Lamborghini Has Defended Its Performante Nurburgring Lap Time With Data

Speaking to Roadshow in Geneva, Lamborghini's R&D head has sought to dispel claims of fakery

Remind me later

Mere hours after Lamborghini bagged the production car lap record at the Nurburgring via a stunning run in its new Huracan Performante, claims of foul play arose.

You can see why: manufacturers have been known to lay claim to records and amazing lap times through dubious means. Some have added up sector times to get an overall figure. Nissan infamously used a host of modifications to help the Nismo GT-R on to its 7min 8sec lap, belatedly overing them as a kit for existing owners. And Lamborghini? It found various bloggers and vloggers pointing out that the speedometer figures at many points of the lap were not just slower than the Porsche 918 Spyder, but also slower than the Aventador SV during its 6min 59sec run a couple of years ago.

Lamborghini has now responded. At the Geneva Motor Show this week Roadshow were shown the full Vbox GPS log of the lap, displaying its legitimacy and ruling out any theories of adding up sector times.

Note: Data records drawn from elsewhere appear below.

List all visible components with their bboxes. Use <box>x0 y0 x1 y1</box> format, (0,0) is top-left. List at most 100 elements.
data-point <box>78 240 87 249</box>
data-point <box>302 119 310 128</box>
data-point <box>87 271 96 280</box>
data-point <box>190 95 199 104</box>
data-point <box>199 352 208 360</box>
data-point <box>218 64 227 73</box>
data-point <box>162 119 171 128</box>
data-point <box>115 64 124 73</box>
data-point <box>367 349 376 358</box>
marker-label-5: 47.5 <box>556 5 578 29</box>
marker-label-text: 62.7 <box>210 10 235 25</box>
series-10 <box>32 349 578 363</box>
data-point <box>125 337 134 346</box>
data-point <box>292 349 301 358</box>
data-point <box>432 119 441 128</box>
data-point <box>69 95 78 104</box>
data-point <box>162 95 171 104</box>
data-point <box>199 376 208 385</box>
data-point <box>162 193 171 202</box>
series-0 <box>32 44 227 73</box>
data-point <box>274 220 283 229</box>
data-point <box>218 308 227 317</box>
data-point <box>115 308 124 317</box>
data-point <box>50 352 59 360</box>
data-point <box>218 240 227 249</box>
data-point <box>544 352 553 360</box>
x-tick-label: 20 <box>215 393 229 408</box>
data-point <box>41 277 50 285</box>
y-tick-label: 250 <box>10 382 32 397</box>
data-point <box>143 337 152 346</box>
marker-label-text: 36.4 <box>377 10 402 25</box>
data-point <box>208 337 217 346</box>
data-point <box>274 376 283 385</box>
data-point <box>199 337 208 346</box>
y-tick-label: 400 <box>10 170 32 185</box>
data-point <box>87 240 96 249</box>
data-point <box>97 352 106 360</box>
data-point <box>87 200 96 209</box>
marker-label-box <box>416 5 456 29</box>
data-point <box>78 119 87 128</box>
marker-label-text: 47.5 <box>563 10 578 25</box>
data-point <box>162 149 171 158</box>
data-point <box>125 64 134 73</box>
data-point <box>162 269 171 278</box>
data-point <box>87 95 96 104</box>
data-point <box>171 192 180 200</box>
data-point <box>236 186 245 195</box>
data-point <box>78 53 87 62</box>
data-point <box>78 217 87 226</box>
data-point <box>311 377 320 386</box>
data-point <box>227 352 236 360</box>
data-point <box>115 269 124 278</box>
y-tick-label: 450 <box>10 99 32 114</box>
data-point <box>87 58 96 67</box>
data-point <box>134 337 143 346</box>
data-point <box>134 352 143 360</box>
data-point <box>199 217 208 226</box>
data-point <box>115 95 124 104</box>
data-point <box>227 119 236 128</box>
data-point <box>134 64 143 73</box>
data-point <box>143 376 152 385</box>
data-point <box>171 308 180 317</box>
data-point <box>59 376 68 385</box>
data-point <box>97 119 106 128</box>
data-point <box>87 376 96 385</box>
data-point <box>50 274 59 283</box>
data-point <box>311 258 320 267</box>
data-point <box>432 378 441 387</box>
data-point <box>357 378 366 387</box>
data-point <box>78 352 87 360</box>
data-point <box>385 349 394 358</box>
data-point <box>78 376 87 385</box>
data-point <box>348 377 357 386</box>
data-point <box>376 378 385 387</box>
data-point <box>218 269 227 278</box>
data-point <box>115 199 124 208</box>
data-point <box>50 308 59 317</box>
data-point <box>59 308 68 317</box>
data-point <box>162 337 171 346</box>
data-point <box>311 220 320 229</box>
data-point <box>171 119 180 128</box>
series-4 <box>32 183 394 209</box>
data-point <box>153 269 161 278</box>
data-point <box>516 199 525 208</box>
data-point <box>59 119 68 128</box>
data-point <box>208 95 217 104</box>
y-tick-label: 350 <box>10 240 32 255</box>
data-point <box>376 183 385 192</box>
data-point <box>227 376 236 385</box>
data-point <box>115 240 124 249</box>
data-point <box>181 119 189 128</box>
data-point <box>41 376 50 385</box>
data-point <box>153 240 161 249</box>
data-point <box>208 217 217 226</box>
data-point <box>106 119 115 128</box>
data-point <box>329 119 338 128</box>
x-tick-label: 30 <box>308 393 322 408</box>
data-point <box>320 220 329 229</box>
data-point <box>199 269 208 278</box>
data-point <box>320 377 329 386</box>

Maurizio Reggiani - Lamborghini’s Director of Research and Development - said that the Huracan’s speedometer is fed from GPS information rather than wheel speed, giving inconsistent results. Furthermore, he explained that the Performante makes up for its lower top speed relative to the Aventador SV through better acceleration and an ability to carry more speed out of corners.

Another claim was that the Performante was running slicks, arising from the lack of tyre squeal in the lap video. Reggiani re-iterated what Pirelli has already said - the Performante ran a set of Trofeo Rs bespoke to the hot Huracan, which will be available to buyers as an option.

Rumours of fakery will die down but no doubt rumble away in the background whatever Lamborghini says. More to the point, this whole saga demonstrates the issue with car manufacturers and Nurburgring lap times. Without an independent body to oversee the process and verify times, the concept is flawed. And anyway, despite all the attention we give ‘Ring times, do they really matter? Do they ever make you want a car more than you already do?